Suara.com - Ketua DPP PDI Perjuangan (PDI-P) Aria Bima menilai usulan mantan narapidana koruptor dilarang mencalonkan diri sebagai kepala daerah di Pilkada 2020 tidak mesti diatur dalam undang-undang.
Aria mengatakan hal itu semestinya sudah menjadi tanggung jawab moral partai politik untuk tidak mengusung calon yang memiliki rekam jejak sebagai napi korupsi.
Aria mengatakan, jika larangan napi korupsi mencalonkan diri sebagai kepala daerah dibuat dalam aturan perundang-undangan hal itu justru bertentangan dengan UUD 1945 yang menjamin hak seseorang untuk memilih dan dipilih.
"Gini loh, itu stadar moralitas bagi parpol. Kalau dinormatifkan menjadi undang-undang, itu menjadi sesuatu yang tidak sesuai dengan konstitusi," kata Aria di Kantor Para Syndicate, Jakarta Selatan pada Jumat (2/8/2019).

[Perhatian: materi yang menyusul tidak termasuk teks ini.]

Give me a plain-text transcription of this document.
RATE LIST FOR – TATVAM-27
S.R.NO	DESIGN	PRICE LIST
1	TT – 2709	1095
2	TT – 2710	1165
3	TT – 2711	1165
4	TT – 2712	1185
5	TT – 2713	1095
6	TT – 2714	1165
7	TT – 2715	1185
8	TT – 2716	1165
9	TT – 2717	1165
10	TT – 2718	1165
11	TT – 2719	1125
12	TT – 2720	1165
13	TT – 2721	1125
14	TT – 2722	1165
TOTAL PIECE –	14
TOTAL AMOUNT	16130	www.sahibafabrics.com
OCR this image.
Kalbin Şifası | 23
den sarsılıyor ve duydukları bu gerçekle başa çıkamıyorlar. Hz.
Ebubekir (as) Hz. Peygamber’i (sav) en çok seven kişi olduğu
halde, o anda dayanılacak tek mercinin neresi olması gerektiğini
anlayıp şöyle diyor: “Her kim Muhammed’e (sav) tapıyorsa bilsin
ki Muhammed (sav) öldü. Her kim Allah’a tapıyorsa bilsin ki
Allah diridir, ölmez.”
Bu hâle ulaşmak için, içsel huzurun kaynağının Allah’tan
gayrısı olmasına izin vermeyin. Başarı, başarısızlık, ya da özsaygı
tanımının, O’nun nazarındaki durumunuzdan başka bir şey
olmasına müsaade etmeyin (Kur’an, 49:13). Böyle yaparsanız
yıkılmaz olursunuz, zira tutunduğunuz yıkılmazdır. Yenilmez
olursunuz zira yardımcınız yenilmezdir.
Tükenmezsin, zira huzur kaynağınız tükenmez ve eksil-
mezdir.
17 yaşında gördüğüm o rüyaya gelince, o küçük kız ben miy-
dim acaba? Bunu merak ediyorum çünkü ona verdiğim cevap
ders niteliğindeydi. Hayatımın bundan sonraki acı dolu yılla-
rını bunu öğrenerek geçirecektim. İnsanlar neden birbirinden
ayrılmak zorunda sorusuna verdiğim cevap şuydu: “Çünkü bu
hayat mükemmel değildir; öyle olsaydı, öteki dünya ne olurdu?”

Baca Juga: DPR : Perppu Larangan Koruptor Ikut Pilkada harus Merujuk pada UU
Berkenaan dengan itu, Aria mengklaim PDI-P memiliki komitmen untuk tidak mencalonkan napi korupsi di Pilkada 2020 tanpa perlu adanya aturan yang mengatur hal tersebut. Komitmen itu, kata Aria, sudah dibuktikan pada Pileg 2019 kemarin.
"Ya boro-boro eksekutif (Pilkada 2020), legislatif (Pileg 2019) saja enggak ada (calon napi korupsi)," ungkapnya.
Untuk diketahui, wacana pelarangan mantan napi korupsi ikut Pilkada tercetus kembali setelah Komisi Pemberantasan Korupsi (KPK) menangkap Bupati Kudus Muhammad Tamzil karena kasus suap jual beli jabatan.
Tamzil adalah mantan napi korupsi saat menjabat Bupati Kudus periode 2003-2008, lalu diajukan kembali dalam pilkada Kudus 2018.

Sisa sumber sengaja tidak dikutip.